1 Introduction
ForgeRock is a privately held information technology and services vendor headquartered in San Francisco, California, USA. The company was founded in 2010 in Norway by a group of former employees of Sun Microsystems after it was acquired by Oracle to prevent the phasing out of Sun’s identity products. With the focus on developing a unified platform, ForgeRock continued to work on an open source IAM stack based on Sun’s IAM projects, finally achieving the goal of shipping the complete ForgeRock Identity Platform by 2013.
Over the years, the company has grown into one of the leading identity and access management solution vendors with a strong global presence around the world with offices in the USA, UK, Germany, France and Norway, as well as in Singapore and Australia. ForgeRock is one of the very few players in the market that is able to offer a unified platform for managing all types of digital identities - people, devices, applications or smart things – as opposed to a “suite” composed of insufficiently integrated products resulting from multiple acquisitions. Among these, ForgeRock is the only one able to successfully commercialize the open source model, making the complete source code of major releases available for free and earning revenue from subscriptions, maintenance releases and updates, legal indemnification and training. The ForgeRock Trust Network, the company’s partner ecosystem, currently includes over 70 technology partners, system integrators and OEM partners around the world. Naturally, there is also a large developer community around the company’s open source projects.

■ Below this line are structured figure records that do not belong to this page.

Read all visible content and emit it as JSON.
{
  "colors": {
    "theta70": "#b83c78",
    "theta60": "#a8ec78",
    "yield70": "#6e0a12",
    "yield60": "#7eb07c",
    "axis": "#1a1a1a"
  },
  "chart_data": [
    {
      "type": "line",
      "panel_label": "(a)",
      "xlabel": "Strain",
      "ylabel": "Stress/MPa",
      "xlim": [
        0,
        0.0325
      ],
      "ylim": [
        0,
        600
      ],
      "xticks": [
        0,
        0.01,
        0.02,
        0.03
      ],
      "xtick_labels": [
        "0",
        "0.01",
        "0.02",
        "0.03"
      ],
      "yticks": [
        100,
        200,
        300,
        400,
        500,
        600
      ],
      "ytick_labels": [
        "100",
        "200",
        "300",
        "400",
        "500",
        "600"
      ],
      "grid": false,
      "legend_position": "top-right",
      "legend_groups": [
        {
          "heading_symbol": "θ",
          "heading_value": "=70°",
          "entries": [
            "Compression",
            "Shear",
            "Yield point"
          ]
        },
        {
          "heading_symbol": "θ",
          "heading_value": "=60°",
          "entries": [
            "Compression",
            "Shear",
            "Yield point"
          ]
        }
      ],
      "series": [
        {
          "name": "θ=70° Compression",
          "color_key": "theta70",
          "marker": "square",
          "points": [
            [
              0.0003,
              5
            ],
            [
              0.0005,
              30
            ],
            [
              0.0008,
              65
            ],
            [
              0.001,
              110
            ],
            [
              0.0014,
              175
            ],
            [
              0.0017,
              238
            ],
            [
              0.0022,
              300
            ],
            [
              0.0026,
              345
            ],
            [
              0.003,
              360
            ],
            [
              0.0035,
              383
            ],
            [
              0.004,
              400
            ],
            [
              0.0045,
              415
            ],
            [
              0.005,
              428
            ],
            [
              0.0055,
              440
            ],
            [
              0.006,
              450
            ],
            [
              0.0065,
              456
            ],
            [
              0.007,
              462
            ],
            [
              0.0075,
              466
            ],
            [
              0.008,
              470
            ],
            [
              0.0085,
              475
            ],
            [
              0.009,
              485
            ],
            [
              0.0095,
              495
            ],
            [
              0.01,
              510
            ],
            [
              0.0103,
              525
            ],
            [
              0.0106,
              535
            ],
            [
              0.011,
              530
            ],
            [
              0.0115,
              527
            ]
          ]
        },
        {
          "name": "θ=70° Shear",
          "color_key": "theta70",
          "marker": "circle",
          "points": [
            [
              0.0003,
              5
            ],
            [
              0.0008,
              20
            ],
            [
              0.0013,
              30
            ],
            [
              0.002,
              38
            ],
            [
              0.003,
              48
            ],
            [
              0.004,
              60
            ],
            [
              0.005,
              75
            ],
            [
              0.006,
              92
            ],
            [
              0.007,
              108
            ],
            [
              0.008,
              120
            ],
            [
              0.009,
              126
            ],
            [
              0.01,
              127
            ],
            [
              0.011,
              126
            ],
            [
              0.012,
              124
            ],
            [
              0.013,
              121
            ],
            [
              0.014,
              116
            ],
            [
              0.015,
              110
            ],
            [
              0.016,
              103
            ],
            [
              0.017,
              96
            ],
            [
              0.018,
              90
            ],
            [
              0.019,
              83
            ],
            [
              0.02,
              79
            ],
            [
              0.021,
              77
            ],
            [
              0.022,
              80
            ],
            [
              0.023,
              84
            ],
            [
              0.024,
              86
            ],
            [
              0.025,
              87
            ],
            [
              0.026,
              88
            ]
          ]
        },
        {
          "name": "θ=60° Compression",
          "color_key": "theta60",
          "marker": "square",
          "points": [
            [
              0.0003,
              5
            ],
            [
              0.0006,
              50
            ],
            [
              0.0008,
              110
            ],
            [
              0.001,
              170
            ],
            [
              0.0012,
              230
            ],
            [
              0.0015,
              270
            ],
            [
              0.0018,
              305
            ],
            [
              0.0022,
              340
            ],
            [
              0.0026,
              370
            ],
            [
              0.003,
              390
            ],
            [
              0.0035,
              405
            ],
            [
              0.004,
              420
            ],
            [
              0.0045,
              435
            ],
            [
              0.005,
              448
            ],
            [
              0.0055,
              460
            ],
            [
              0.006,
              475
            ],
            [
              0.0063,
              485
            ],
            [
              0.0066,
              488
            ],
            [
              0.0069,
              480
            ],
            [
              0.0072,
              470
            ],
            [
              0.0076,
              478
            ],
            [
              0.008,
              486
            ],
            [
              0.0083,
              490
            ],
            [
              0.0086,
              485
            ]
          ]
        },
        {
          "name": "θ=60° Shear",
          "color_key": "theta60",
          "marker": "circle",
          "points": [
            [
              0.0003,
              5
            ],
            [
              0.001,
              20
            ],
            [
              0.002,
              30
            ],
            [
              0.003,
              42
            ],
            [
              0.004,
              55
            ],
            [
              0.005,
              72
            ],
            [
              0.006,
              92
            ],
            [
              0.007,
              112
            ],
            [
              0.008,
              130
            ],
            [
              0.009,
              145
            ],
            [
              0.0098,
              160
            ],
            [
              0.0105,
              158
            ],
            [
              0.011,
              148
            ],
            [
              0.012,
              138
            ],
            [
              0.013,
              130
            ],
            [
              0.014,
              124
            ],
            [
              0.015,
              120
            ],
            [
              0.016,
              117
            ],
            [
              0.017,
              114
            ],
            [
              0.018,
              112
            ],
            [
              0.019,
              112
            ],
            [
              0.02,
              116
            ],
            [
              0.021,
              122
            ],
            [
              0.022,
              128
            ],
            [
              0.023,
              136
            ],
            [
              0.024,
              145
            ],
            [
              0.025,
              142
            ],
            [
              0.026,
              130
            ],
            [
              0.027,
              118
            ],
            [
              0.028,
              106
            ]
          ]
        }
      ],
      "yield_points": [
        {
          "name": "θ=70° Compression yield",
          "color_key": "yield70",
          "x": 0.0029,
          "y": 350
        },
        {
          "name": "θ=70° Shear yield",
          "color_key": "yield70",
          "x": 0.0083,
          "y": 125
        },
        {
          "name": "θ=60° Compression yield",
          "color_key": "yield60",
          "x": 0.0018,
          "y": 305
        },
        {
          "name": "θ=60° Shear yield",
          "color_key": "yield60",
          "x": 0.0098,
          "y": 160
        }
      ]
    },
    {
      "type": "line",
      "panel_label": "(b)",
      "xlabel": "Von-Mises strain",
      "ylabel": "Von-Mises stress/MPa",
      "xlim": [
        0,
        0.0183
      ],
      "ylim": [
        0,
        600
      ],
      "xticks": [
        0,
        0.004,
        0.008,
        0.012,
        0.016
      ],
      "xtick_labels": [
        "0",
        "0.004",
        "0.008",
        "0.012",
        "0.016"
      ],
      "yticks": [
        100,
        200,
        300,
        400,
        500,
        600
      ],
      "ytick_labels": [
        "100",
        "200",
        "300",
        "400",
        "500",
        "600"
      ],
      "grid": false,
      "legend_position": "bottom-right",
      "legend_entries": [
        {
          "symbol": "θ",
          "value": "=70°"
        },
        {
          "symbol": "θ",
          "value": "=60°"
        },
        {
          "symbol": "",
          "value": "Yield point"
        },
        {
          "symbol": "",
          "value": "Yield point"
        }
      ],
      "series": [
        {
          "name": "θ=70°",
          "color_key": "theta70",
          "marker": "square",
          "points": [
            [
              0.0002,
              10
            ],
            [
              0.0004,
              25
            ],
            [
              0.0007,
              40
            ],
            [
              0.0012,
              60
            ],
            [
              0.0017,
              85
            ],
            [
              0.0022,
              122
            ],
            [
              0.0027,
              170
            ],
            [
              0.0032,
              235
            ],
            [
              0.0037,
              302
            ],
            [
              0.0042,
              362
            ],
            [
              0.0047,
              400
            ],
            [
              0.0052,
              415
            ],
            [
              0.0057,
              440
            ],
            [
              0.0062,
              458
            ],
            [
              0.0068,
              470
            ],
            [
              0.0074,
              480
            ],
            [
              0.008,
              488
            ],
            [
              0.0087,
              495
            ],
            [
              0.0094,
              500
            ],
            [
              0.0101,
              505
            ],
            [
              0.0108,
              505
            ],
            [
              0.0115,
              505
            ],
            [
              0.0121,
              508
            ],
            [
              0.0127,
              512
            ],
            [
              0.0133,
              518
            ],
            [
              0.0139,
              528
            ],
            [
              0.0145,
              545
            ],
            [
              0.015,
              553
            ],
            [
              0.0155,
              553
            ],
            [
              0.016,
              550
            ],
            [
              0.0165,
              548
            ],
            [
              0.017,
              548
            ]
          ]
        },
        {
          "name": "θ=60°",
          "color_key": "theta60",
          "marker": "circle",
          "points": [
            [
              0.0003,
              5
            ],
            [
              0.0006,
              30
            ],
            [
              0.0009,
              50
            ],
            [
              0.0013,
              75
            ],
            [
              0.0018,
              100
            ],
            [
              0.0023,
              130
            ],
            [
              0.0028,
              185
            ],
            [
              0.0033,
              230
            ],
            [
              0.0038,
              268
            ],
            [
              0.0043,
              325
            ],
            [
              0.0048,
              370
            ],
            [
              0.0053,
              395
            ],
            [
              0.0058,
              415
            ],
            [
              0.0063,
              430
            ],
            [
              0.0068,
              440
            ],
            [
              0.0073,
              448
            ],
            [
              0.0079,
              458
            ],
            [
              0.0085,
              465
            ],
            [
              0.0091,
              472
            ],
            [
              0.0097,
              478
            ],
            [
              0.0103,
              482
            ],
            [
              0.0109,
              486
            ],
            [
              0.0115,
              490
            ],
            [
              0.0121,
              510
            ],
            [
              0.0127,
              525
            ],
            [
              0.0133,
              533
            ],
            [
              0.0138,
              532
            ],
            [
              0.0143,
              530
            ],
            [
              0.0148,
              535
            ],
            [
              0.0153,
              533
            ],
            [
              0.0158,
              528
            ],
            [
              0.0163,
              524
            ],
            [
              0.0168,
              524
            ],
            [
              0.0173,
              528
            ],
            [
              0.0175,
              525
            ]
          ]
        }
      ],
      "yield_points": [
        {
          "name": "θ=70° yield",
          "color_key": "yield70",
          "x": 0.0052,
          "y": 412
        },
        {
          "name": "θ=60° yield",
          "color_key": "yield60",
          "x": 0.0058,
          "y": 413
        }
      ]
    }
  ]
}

With all the profound changes the Digital Transformation is bringing to the IT industry in general and Identity and Access Management services in particular, it’s becoming clear that traditional loosely coupled enterprise IAM infrastructures are no longer capable of keeping up with the latest challenges like supporting multiple identity types, securely interacting with the Internet of Things or addressing privacy and consent issues. ForgeRock’s answer to these challenges is their next-generation “Identity Relationship Management” platform, which extends the traditional IAM concepts to the Internet scale, enabling new communications channels with external partners, consumers and IoT devices, and integrating the concept of user-managed access directly into the platform, thus elevating customer trust beyond just compliance and data protection regulations.
Based on open standards and fully available under an open source license, the platform is designed to be modular and flexible, yet integrated and purpose-built. At the platform’s foundation are the ForgeRock Shared Platform Services, which provide a common programming interface, standardized GUI, APIs, scripting, logging and auditing and other important functions, upon which the key IAM solutions are implemented.
The platform comprises the following products: Access Management (OpenAM open source project) for identity federation, strong authentication and user self-service across multiple platforms, devices and channels; Identity Management (OpenIDM) for provisioning and managing digital identities; User-Managed Access (OpenUMA) implementing standards-based privacy and consent; Directory Services (OpenDJ) for consolidating identity data across multiple services and, last but not least, Identity Gateway (OpenIG), which extends centralized identity management and policy enforcement across applications, APIs, devices and smart things.